His life was in danger for some time and after he was returned to the States with a medical discharge, Asa was in a New York hospital for two months. Like so may men, he had been left with "shell shock." His wife and daughter traveled to New York to be with him and care for him.

Asa eventually returned to Bloomington and joined in the activities of a doctor and business man. He attended the funerals of other men he had served with. He joined the American Legion Post. He treated his patients and kept his office hours in his downtown office. Asa was even taking flying lessons and hoped to buy his own plane so he could "go for a spin" whenever he liked.

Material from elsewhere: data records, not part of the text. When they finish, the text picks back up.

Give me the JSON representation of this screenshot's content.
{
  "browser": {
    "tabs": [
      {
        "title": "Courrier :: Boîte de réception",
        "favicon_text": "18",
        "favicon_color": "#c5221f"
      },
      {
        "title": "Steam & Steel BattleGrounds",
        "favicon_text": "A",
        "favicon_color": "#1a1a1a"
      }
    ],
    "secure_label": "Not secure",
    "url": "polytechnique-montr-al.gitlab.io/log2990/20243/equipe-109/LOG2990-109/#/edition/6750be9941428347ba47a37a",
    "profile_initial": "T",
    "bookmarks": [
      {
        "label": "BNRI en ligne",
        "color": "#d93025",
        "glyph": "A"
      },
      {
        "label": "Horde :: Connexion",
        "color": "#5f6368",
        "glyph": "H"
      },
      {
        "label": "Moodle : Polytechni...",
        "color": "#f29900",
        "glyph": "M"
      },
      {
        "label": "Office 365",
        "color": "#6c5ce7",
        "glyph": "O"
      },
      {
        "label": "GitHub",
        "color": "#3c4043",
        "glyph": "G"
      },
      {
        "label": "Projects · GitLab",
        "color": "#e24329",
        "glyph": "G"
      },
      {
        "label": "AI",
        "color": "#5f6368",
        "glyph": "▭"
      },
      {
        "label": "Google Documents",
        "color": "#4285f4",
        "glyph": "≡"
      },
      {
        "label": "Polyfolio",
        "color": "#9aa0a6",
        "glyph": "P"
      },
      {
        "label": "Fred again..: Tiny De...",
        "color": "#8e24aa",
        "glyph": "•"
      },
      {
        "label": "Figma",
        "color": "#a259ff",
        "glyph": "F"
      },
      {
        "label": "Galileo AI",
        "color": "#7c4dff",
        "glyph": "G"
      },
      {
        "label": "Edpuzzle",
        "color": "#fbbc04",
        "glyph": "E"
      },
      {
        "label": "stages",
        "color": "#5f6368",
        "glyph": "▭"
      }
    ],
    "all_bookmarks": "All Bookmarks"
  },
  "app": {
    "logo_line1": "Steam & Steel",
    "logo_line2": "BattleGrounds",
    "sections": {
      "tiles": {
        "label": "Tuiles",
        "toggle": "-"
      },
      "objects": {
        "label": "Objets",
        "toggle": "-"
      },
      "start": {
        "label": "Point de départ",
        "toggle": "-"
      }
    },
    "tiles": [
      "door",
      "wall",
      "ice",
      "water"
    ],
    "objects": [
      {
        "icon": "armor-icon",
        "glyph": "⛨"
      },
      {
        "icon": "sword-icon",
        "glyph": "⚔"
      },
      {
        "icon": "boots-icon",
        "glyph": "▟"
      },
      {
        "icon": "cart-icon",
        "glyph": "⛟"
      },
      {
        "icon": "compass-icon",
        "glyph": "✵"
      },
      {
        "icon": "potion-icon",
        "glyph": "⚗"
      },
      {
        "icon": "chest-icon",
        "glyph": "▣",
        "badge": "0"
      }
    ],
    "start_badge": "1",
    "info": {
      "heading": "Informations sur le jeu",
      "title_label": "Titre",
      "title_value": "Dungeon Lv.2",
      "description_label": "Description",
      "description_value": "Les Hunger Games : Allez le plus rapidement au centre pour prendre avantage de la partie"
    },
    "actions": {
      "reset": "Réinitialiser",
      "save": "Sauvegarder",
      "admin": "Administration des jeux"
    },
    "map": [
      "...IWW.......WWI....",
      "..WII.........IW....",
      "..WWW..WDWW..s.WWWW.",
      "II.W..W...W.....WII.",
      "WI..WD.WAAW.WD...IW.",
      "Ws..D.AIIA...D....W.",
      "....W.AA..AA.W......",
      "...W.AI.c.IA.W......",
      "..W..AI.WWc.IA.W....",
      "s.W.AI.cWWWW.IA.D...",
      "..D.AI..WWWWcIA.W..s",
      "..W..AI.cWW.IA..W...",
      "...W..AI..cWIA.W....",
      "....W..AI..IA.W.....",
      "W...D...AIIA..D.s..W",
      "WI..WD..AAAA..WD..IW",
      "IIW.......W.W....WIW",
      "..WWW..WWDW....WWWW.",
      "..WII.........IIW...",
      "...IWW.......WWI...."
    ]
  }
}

But on June 21, 1923, at midnight, Asa was ticketed for cutting a corner on the courthouse square. On July 16, 1923, his automobile was found on a secluded road outside Carlock, crashed into a bridge and burned down to the wheels. On February 21, 1925 his secretary left the office for lunch. When she returned, the examination room door was closed, and there was a slight smell of gas. She was not alarmed because gas was used by the doctor to treat certain illnesses. But as the smell grew stronger, she became alarmed and knocked on the door. It was locked, so she sought the help of men in the office building. The door was broken down and Asa Freeman was found with a hose nearby and a white cloth over his face.

The Pantagraph never asked why Dr. Asa Freeman took his own life. Perhaps everyone knew too well that Dr. Freeman had not been himself after the war.

Mrs. Freeman and daughter Muriel stayed in the home at 204 Woodland for just two more years. When Muriel was a Senior at BHS she was a poet and short story writer. Her final composition for the Aegis was a short story, about a short-tempered surgeon who was adored by a young nurse. Muriel left Bloomington for Northwestern University in 1927 and graduated from Northwestern before marrying Major Harvey Hopp. Asa's two Muriels lived the rest of their lives in the suburbs of Chicago. When Muriel VanSchoick Freeman died in 1952 they buried her in the Van Schoick family plot, leaving Asa Freeman alone at the Park Hill Cemetery west of Miller Park.